The exchange felt like a perfect example of the sense of uncertainty as to where the United States is headed. Through its alarm, the commentariat must couch its warnings in ifs and buts. The first month has been such a firestorm of activity and change and increasingly alarmed global headlines - the most recent caused by the president’s public dressing-down of Volodymyr Zelenskiy - that there has scarcely been any time for considered response.
For many among the slender majority of US voters who voted for Trump, the spectacular and expertly choreographed programme of sweeping, provocative change – the bureaucracy ransacked; the DEI culture obliterated; the mass lay-offs of federal workers; the threatened acquisition of Greenland and the casual insults and tariff threats towards Canada - are signs that the new golden age of American prosperity and strength is upon them.
But for the 49 per cent who believe Trump to be a ruinous chapter in the grand history of the White House, the abiding feelings range from disbelief to fear to resignation to a worry that American democracy is reaching an end point.
What both sides share is a lack of certainty as to where all of this is going to leave the US. An odd moment happened during the Air Force One exchange. The big jet went through a spot of turbulence. The president grimaced and grabbed hold of the doorway. “That was a nasty bump,” he said, ever alert to his image in front of the camera. But it was a glimpse of ordinary human vulnerability; a flicker of a reminder Trump will turn 79 this summer.

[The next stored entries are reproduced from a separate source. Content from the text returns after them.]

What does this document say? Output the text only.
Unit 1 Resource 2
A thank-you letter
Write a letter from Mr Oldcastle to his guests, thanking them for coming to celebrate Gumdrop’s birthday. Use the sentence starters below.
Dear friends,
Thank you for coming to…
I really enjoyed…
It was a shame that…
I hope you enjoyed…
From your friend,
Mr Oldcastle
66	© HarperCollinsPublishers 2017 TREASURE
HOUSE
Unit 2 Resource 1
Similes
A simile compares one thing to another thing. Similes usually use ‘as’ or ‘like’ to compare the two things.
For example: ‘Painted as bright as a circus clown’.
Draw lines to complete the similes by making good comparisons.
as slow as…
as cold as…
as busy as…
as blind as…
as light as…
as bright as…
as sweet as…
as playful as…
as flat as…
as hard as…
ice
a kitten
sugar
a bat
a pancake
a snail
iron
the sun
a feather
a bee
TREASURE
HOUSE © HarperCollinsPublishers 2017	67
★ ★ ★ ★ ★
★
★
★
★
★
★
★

He has never been more powerful. But his time is finite.
Even those Democrats who made peace with November’s result and decided to lean into the potential for positive change brought about by the abrasive New Yorker could not reconcile their stance with the facts of the first month, from Elon Musk’s unlimited access to the federal houses to the unprovoked threats and verbal assaults on Greenland, on Canada and most recently on the people of Ukraine, to the teasing declaration − in one of Trump’s social media posts − of “LONG LIVE THE KING!”.
But the party lacks a leading voice and its followers are entitled to ask where are all the famous faces and names - Kamala Harris and Barack Obama and Oprah Winfrey - who delivered that short-lived moment of “joy” to the Democrats in Chicago last August? Where are they now in the party’s hour of need?
And the engines of the Trump administration are only beginning to rev up. RFK jnr is just starting to announce his plans to overhaul the department of health. On Thursday, Kash Patel was confirmed as head of the FBI. He has already vowed to scatter its operations across the country, closing J Edgar Hoover building so it can be reopened as “a museum of the deep state”.
“What’s the mood like?” people ask. In many ways, the same as ever. Life goes on. The talkshows, the ball games, work, family, laughter ... the American public has to get on with the day-to-day business of living. Europe’s cold reckoning does not register as strongly here. Chamberlain’s old refrain - “a quarrel in a faraway country” – still holds true for many. It’s early days but there is just a low-fi sense that the US is about to enter a new, entirely unfamiliar chapter.
March 4th is slated as the date for Trump’s state of the union address. The invitation was extended on January 31st by the House of Representatives speaker, Mike Johnson.
The weight of the union might be a more apt title.